Wadakin was for real, he continued. The beer does stimulate appetite, but he didn’t really agree with its use. The real secret to Japanese beef, he told me, is the breed and the feed, that and the fact that most of their herd are females, which are tender more than the males. “The black Japanese cows are the only ones that you can get this marbling with. We feed them only grass to start with.” He gestured to a couple of big-eyed black cows munching lazily in their stalls. “Then they get rice straw, which is one of the most important factors in creating the marbling. After ten months we only feed them rice straw with a little green straw or grass because this helps to create the fat cells. Green grass stops the production of fat cells because it is rich in Vitamin A. They still need a little Vitamin A, though; otherwise, their legs get swollen and they go blind, so they get some green stuff.” He claimed that the Japanese prefer these kinds of ultra-tender meats because their “jaw muscles are not so strong because we are used to eating a traditional diet of rice.”

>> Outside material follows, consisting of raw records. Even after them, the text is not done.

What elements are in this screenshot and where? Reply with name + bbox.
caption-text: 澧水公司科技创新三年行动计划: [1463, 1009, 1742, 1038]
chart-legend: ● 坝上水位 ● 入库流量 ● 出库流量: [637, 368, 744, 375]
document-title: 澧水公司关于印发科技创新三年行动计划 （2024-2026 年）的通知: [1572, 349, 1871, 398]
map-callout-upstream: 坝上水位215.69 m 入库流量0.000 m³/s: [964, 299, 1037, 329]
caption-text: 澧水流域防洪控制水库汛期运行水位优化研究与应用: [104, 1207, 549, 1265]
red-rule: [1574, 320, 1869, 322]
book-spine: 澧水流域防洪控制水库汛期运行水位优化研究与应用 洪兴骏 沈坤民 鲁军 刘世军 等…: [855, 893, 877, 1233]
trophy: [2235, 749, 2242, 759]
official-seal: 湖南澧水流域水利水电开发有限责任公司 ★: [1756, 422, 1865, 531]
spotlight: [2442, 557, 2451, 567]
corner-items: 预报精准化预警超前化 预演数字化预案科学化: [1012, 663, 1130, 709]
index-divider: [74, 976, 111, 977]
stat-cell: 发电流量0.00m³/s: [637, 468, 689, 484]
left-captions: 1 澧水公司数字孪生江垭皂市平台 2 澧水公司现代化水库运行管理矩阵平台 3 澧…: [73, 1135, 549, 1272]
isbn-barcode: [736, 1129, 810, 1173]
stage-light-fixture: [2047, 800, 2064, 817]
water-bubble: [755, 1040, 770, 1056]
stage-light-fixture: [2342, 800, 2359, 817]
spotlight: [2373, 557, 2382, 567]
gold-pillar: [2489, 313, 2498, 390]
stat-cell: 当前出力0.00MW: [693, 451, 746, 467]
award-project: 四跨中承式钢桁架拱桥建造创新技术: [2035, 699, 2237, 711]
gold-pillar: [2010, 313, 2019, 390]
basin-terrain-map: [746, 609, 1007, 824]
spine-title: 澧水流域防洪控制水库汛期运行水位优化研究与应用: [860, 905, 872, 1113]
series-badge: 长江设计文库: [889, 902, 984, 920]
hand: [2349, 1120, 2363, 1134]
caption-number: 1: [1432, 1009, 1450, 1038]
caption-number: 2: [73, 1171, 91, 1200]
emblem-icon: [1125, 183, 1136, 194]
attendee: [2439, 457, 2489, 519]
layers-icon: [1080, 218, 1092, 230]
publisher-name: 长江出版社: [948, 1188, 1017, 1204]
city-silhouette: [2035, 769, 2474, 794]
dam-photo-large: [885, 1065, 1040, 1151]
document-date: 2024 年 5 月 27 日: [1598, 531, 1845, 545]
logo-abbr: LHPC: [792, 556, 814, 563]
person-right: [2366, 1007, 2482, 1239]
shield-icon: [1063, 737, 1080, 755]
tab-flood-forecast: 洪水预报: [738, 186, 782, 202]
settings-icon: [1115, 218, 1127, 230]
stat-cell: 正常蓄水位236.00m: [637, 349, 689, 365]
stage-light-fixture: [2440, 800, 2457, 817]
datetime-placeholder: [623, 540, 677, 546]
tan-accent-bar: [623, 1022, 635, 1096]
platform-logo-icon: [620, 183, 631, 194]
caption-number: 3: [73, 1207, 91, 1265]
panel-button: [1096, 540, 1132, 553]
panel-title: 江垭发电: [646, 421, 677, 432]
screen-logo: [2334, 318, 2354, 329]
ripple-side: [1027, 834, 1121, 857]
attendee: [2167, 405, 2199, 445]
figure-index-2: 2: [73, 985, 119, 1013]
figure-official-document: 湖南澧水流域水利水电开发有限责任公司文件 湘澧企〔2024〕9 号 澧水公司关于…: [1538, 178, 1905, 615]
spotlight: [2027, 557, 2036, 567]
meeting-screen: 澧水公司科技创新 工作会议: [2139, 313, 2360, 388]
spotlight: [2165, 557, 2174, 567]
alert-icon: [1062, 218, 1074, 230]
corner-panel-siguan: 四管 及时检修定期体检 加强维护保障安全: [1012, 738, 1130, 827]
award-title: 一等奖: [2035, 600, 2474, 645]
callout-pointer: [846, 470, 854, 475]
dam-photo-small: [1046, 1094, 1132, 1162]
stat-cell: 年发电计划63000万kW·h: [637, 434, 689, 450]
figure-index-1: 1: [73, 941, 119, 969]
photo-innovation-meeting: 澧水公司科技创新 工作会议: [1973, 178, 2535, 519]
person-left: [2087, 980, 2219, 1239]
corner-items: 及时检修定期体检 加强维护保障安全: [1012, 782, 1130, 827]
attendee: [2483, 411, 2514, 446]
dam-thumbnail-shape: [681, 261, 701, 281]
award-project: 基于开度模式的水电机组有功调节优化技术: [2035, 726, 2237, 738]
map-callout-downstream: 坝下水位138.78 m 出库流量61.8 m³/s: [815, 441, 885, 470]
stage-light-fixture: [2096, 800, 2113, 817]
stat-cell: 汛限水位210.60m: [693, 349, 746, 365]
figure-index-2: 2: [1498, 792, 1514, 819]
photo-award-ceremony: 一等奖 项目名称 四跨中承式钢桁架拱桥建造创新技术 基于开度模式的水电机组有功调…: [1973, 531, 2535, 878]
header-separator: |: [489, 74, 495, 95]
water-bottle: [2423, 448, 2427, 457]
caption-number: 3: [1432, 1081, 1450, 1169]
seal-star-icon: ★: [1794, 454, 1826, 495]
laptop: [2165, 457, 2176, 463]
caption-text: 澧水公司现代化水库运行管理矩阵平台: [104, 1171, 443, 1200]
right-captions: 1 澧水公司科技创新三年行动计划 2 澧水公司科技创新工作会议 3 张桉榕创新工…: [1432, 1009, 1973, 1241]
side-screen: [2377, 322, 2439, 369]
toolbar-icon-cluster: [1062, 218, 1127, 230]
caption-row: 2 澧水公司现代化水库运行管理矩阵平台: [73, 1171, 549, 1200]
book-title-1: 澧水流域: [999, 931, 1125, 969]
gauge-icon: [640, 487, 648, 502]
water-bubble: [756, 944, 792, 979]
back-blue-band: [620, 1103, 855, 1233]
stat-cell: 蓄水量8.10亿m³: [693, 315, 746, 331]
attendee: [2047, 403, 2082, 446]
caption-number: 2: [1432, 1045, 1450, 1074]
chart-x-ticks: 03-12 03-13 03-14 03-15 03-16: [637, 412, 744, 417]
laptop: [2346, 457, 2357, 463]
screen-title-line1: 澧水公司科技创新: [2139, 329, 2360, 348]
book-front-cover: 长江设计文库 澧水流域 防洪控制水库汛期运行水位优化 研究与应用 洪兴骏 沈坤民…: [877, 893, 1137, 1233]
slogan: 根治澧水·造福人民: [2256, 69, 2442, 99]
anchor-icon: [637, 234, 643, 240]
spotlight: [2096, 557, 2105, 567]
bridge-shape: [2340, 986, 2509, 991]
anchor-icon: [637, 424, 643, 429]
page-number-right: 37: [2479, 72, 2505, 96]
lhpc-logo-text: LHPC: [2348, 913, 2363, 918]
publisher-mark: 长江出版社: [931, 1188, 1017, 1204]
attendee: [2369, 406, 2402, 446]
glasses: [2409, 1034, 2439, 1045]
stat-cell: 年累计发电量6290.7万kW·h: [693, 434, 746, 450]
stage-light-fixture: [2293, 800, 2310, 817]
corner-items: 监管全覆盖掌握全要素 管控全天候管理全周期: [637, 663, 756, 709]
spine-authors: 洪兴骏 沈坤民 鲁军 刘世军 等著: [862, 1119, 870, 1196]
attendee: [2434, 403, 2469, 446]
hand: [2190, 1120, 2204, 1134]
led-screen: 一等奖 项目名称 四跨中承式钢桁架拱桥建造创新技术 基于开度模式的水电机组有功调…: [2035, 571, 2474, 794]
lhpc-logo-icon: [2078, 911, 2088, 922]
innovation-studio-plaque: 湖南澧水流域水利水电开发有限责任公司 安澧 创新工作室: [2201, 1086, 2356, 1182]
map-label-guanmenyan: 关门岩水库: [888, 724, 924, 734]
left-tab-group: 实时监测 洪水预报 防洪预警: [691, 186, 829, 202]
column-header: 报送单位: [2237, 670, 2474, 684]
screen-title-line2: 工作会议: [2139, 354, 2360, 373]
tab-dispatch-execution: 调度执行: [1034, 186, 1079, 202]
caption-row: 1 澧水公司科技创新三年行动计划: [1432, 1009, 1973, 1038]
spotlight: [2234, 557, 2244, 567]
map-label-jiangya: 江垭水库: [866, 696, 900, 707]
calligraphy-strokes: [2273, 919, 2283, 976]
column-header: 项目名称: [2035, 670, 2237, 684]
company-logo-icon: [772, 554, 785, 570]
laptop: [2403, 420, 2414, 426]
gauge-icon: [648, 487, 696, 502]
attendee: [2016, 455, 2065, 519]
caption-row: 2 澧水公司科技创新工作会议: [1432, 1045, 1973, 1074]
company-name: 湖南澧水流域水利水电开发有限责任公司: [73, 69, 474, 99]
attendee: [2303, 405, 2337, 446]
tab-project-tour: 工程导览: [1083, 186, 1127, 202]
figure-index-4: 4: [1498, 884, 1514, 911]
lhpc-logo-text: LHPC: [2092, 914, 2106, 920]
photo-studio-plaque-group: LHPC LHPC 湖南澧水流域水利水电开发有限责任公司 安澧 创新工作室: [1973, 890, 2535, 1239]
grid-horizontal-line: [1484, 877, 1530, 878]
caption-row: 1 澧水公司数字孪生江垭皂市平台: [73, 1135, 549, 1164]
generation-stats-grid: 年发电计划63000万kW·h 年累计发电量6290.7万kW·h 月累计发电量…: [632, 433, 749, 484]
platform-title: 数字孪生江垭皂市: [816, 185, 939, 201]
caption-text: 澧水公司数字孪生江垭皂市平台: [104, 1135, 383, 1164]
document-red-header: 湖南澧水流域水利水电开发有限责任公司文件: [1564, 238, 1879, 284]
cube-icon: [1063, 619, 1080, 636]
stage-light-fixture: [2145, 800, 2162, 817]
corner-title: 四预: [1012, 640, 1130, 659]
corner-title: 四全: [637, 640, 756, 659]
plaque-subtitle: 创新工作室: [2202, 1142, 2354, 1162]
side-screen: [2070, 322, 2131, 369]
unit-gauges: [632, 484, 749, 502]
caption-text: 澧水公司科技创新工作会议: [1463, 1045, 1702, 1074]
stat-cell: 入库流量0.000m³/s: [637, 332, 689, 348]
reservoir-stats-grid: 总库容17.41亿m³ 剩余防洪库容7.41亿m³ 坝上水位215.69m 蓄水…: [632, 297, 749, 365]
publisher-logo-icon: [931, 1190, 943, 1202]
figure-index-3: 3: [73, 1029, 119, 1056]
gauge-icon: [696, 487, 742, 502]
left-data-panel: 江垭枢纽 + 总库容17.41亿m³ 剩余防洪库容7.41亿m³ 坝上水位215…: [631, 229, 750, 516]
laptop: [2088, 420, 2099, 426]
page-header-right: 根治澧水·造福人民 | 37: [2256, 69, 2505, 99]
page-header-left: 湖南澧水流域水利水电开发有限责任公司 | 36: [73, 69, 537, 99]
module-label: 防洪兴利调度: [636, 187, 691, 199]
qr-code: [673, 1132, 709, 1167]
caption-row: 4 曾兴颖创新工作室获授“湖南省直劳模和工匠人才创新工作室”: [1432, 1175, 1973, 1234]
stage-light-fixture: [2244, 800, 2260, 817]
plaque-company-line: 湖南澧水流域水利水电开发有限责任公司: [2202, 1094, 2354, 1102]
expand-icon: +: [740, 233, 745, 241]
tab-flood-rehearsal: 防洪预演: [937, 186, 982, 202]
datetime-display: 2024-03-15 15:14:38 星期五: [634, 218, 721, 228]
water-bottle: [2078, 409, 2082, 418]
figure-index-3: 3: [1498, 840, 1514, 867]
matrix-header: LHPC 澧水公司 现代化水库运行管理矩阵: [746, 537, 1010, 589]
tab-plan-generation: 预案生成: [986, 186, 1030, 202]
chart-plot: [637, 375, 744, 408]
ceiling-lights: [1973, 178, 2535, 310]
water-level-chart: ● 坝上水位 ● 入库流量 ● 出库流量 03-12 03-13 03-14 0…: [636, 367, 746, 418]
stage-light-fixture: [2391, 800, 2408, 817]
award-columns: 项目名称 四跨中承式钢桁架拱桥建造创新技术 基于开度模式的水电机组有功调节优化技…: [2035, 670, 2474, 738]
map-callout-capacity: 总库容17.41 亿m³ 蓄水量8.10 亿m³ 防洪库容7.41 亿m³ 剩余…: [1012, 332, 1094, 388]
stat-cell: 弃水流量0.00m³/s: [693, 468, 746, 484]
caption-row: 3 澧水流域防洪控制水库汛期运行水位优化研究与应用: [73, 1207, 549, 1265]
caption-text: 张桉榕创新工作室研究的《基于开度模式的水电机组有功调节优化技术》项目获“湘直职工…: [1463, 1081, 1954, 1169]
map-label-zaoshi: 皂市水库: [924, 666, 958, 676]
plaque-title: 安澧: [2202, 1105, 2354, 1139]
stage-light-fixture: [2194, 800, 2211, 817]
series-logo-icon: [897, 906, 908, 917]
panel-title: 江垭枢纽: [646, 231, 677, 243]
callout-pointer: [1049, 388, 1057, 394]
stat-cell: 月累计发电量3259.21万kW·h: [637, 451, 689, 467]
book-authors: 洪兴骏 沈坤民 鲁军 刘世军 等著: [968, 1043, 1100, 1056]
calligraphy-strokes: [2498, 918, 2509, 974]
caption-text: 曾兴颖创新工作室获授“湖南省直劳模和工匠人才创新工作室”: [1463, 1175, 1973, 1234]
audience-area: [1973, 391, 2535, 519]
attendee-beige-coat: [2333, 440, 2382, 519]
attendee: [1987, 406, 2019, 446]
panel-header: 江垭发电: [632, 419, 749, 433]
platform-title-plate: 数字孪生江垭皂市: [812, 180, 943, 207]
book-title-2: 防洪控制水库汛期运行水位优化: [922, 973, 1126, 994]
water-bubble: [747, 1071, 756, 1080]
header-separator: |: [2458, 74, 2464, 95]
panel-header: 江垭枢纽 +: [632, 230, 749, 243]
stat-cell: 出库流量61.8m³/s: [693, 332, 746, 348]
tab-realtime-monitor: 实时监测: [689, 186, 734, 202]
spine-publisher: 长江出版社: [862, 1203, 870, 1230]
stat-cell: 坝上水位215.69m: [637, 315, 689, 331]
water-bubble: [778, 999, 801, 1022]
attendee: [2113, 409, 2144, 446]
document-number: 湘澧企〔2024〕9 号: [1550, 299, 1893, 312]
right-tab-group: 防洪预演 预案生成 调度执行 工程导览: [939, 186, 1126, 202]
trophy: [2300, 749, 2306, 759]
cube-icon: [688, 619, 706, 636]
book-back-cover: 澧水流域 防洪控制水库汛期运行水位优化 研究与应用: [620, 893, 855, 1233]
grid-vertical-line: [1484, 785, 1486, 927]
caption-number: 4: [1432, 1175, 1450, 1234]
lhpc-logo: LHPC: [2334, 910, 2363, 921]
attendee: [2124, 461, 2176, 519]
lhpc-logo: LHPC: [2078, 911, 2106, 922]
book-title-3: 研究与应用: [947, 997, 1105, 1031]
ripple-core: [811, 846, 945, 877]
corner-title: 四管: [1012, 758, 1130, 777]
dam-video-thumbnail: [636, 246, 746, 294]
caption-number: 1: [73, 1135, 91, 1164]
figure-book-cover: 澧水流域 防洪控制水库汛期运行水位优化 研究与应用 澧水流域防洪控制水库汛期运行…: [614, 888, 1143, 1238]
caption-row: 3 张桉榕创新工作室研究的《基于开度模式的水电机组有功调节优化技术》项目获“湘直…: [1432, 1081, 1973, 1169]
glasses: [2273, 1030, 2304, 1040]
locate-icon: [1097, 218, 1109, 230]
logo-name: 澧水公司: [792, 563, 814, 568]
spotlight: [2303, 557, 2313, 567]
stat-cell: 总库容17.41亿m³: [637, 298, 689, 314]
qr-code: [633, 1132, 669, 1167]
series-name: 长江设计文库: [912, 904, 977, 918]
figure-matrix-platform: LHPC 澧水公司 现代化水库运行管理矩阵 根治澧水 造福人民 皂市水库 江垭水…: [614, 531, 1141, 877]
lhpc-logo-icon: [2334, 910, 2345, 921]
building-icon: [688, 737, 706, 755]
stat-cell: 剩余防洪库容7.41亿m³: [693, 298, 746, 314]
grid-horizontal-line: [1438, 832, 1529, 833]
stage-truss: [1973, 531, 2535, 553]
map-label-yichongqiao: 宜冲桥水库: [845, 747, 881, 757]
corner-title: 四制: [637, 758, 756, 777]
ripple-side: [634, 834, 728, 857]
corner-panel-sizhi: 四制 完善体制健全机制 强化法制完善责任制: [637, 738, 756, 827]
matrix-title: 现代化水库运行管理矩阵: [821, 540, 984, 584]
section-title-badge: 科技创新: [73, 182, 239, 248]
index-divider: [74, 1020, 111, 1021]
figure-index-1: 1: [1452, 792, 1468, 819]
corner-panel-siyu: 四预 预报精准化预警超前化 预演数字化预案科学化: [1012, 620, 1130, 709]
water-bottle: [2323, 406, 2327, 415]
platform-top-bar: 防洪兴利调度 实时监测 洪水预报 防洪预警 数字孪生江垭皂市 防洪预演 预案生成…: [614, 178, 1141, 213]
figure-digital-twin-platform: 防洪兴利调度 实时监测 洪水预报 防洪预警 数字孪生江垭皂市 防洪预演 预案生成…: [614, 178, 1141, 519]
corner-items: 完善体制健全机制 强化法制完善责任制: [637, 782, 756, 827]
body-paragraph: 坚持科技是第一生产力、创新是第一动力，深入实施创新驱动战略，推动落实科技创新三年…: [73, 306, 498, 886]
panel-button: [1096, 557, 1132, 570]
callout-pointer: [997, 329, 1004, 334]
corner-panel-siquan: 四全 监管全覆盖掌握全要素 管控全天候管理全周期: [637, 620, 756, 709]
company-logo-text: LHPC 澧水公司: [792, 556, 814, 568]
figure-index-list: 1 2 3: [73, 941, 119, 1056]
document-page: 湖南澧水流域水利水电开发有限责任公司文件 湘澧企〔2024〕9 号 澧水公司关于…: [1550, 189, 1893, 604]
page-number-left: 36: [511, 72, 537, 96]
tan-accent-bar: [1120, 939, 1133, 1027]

He led one cow out of its stable and offered me a metal-toothed brush. “You can have a go if you want.” Being by now an old hand at Japanese cow husbandry techniques, I began giving the animal a vigorous brushing.
And the massage? How did that affect the marbling? “It doesn’t have any direct effect on the fat, but the cows like it; it keeps them relaxed, which might mean they eat more. But we usually only do it before they are slaughtered, to calm them.”
I stopped brushing. So that was the secret. Massaging was essentially a relaxation regime—happy cows make for good meat.